Intanto la vicenda in sintesi: a dicembre 2006 è proclamato vincitore dell’apposito concorso internazionale il gruppo Urbs et Civitas, guidato dall’architetto Francesco Cellini. Tre anni dopo, a dicembre 2009, è approvato il progetto preliminare che però, assieme a quello per il restauro del Mausoleo, viene definanziato nel 2011. A luglio 2013 la Giunta riprende in mano la questione: sentita la conferenza dei servizi, via libera al progetto definitivo. E il 31 luglio 2014, con l’approvazione del bilancio, l’opera viene rifinanziata. Segue un’accelerazione: viene assegnato l’incarico per il progetto esecutivo (settembre 2014), quest’ultimo viene consegnato ai primi di dicembre e quindi validato. Da ultimo, viene preparato il bando di gara per i lavori e pubblicato lo scorso 10 aprile. La direzione del cantiere è affidata al progettista, l’architetto Cellini. L’intero iter, sottolinea il Campidoglio, viene completato in sei mesi. E il progetto esecutivo ha consentito l’indizione di una gara che punta sulla qualità, non al massimo ribasso.

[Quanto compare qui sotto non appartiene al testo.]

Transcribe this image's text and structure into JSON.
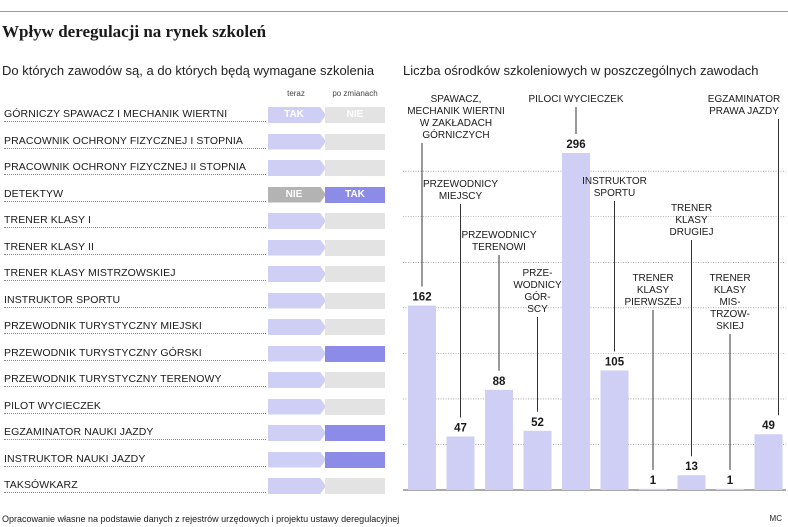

Il progetto: come già accennato, la chiave di volta è il raccordo tra antico e moderno. In concreto: la nuova piazza con il Mausoleo – in tutto circa 6.700 metri quadri, ha specificato l’assessore Caudo – sarà realizzata per intero a quota archeologica (dunque più in basso rispetto al livello attuale), recuperando e restaurando la pavimentazione romana del I secolo che farà da “sagrato” al monumento posto alla quota originale. Osservato così dalla piazza, il prospetto principale del Mausoleo si mostrerà appieno nelle sue dimensioni; immagine oggi penalizzata dalla posizione relativa del monumento, in basso rispetto al livello stradale. Due cordonate (scalee) contrapposte raccorderanno la piazza con la quota della città: una ad ovest, da via di Ripetta tra la fontana dell’Ara Pacis e le due chiese (San Rocco e San Girolamo dei Croati); l’altra a est, dall’abside di San Carlo al Corso e da largo degli Schiavoni. Una caffetteria chiuderà la piazza a sud, verso via Tomacelli. Uno spazio pubblico, dunque, completamente ridefinito. Con il doppio obiettivo di restituire al Mausoleo di Augusto la pregnanza che merita, di segno forte nel tessuto della città storica; e di dare continuità e respiro, nel contempo, alla relazione tra quel segno e la maglia urbana. Determinando uno spazio da vivere quotidianamente, nella più schietta tradizione d’una città che ha sempre fuso e spontaneamente integrato le sue parti. Un luogo “aperto ai turisti e ai cittadini, dove sostare per ammirare un grande monumento e fermarsi a leggere il giornale”, ha chiarito il sindaco Marino.
I lavori. Tempi, fasi, costi: partita il 10 aprile la gara, il suo esito è atteso per il 22 giugno con il nome della ditta che realizzerà l’opera e aprirà il 16 ottobre il cantiere. La riqualificazione della piazza costa 12 milioni e 200mila euro. Di questi 8,8 milioni sono la base d’asta per la gara d’appalto, indetta con il criterio della condizione economica più vantaggiosa. Il resto della somma riguarda altre spese tra cui i progetti (dal preliminare all’esecutivo), gli scavi, la direzione lavori. I fondi sono quelli previsti dalla legge n. 396/90 (Roma Capitale). Il cantiere sarà organizzato per chiusure parziali, in modo da render minimi i disagi, e darà informazioni sullo stato dei lavori e notizie storiche sul sito.
Il restauro del Mausoleo: altri 12 milioni saranno spesi per recuperare il monumento e farne un museo, in base al progetto della Sovrintendenza capitolina. Previste tre fasi: 1) restauro conservativo; si consolidano le murature antiche – intervento ormai improcrastinabile – e il Mausoleo torna visibile e visitabile. 2) Realizzazione degli impianti: illuminazione, antincendio, sicurezza e videosorveglianza, climatizzazione. 3) Completamento degli interventi per l’allestimento a museo: arredi, luci, infrastrutture. Il Mausoleo di Augusto potrà così ospitare, dando degna sistemazione a un patrimonio al momento non visibile al pubblico, recenti scoperte archeologiche e i preziosi reperti trovati sul posto, tuttora conservati nei magazzini della Sovrintendenza.
Alla presentazione del programma per piazza Augusto Imperatore erano presenti i vertici delle tre Sovrintendenze coinvolte, statali e comunale, dalla cui collaborazione ha preso forma il progetto: Renata Codello (Belle Arti e Paesaggio di Roma), Francesco Prosperetti (Beni Archeologici di Roma), Claudio Parisi Presicce (Sovrintendenza capitolina).